Du coup, je décide de récupérer nos affaires puis de les mettre en sécurité dans le coffre de la voiture. Ensuite, j’irais faire un tour pour comprendre ce qui se trame dans le coin. J’aimerais retrouver la fille de la pauvre femme.

– Retournez tous dans vos chambres. Vous pouvez vous y enfermer si vous en ressentez le besoin…

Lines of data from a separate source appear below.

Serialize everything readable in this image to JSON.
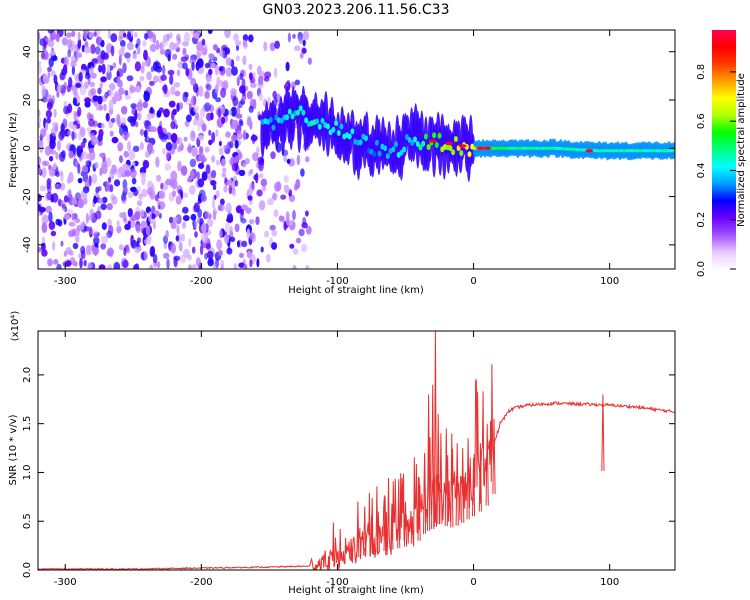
{
  "figure_title": "GN03.2023.206.11.56.C33",
  "chart_data": [
    {
      "type": "heatmap",
      "xlabel": "Height of straight line (km)",
      "ylabel": "Frequency (Hz)",
      "xlim": [
        -320,
        148
      ],
      "ylim": [
        -50,
        49
      ],
      "xticks": [
        -300,
        -200,
        -100,
        0,
        100
      ],
      "yticks": [
        -40,
        -20,
        0,
        20,
        40
      ],
      "colorbar": {
        "label": "Normalized spectral amplitude",
        "range": [
          0,
          0.97
        ],
        "ticks": [
          0.0,
          0.2,
          0.4,
          0.6,
          0.8
        ],
        "tick_labels": [
          "0.0",
          "0.2",
          "0.4",
          "0.6",
          "0.8"
        ],
        "colormap": [
          "#ffffff",
          "#e8c8ff",
          "#a050ff",
          "#6a00ff",
          "#0000ff",
          "#00a0ff",
          "#00ffff",
          "#00ff80",
          "#00ff00",
          "#b0ff00",
          "#ffff00",
          "#ffa000",
          "#ff3c00",
          "#ff0000",
          "#ff0050"
        ]
      },
      "noise_band_x": [
        -320,
        -120
      ],
      "signal_track": {
        "x": [
          -155,
          -140,
          -125,
          -110,
          -95,
          -80,
          -65,
          -55,
          -45,
          -35,
          -25,
          -15,
          0,
          15,
          30,
          60,
          90,
          120,
          148
        ],
        "y": [
          8,
          12,
          14,
          10,
          6,
          2,
          -2,
          0,
          4,
          2,
          3,
          1,
          0,
          0,
          0,
          0,
          -1,
          -1,
          -1
        ],
        "amplitude": [
          0.3,
          0.35,
          0.38,
          0.36,
          0.34,
          0.32,
          0.3,
          0.33,
          0.34,
          0.5,
          0.55,
          0.6,
          0.65,
          0.55,
          0.5,
          0.48,
          0.48,
          0.47,
          0.46
        ]
      },
      "grid": false
    },
    {
      "type": "line",
      "xlabel": "Height of straight line (km)",
      "ylabel": "SNR (10 * v/v)",
      "multiplier_label": "(x10⁴)",
      "xlim": [
        -320,
        148
      ],
      "ylim": [
        0,
        2.45
      ],
      "xticks": [
        -300,
        -200,
        -100,
        0,
        100
      ],
      "yticks": [
        0.0,
        0.5,
        1.0,
        1.5,
        2.0
      ],
      "ytick_labels": [
        "0.0",
        "0.5",
        "1.0",
        "1.5",
        "2.0"
      ],
      "series": [
        {
          "color": "#e83030",
          "x": [
            -320,
            -250,
            -200,
            -150,
            -120,
            -110,
            -100,
            -90,
            -80,
            -70,
            -60,
            -50,
            -40,
            -35,
            -30,
            -28,
            -25,
            -20,
            -15,
            -10,
            -5,
            0,
            5,
            10,
            15,
            20,
            25,
            30,
            40,
            60,
            80,
            100,
            120,
            148
          ],
          "y": [
            0.01,
            0.01,
            0.02,
            0.03,
            0.04,
            0.08,
            0.12,
            0.18,
            0.25,
            0.3,
            0.35,
            0.4,
            0.5,
            0.65,
            0.7,
            2.3,
            0.8,
            0.75,
            0.72,
            0.78,
            0.85,
            0.92,
            1.0,
            1.1,
            1.3,
            1.5,
            1.62,
            1.66,
            1.69,
            1.71,
            1.7,
            1.69,
            1.67,
            1.62
          ],
          "peaks": [
            {
              "x": -100,
              "y": 0.18
            },
            {
              "x": -90,
              "y": 0.32
            },
            {
              "x": -85,
              "y": 0.55
            },
            {
              "x": -80,
              "y": 0.65
            },
            {
              "x": -75,
              "y": 0.55
            },
            {
              "x": -70,
              "y": 0.6
            },
            {
              "x": -65,
              "y": 0.75
            },
            {
              "x": -60,
              "y": 0.68
            },
            {
              "x": -55,
              "y": 0.6
            },
            {
              "x": -50,
              "y": 0.7
            },
            {
              "x": -45,
              "y": 0.55
            },
            {
              "x": -40,
              "y": 0.95
            },
            {
              "x": -36,
              "y": 1.2
            },
            {
              "x": -33,
              "y": 1.8
            },
            {
              "x": -30,
              "y": 1.9
            },
            {
              "x": -28,
              "y": 2.45
            },
            {
              "x": -26,
              "y": 1.6
            },
            {
              "x": -24,
              "y": 1.4
            },
            {
              "x": -20,
              "y": 1.45
            },
            {
              "x": -16,
              "y": 1.4
            },
            {
              "x": -12,
              "y": 1.3
            },
            {
              "x": -8,
              "y": 1.25
            },
            {
              "x": -4,
              "y": 1.35
            },
            {
              "x": 0,
              "y": 1.15
            },
            {
              "x": 5,
              "y": 1.3
            },
            {
              "x": 10,
              "y": 1.5
            },
            {
              "x": 15,
              "y": 1.55
            },
            {
              "x": 95,
              "y": 1.8
            }
          ]
        }
      ],
      "grid": false
    }
  ]
}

– Et vous allez faire quoi ?

Il faut que le motard l’ouvre. À un moment ou l’autre, il allait bien poser problème.

– Je me prépare et je vais partir à la recherche de la jeune fille.

Aussitôt, mon interlocuteur saute sur l’occasion.

– Je vous accompagne !

Je secoue la tête, visage fermé.

– Je ne pourrais pas assurer votre sécurité !

– Comme si j’avais besoin qu’on assure ma sécurité, ricane-t-il. Vous allez faire quoi tout seul ?

Mon regard se tourne vers Miri.

– Je ne serais pas seul.

– Donc la gamine vous accompagne, mais pas moi ! Vous vous foutez de ma gueule ?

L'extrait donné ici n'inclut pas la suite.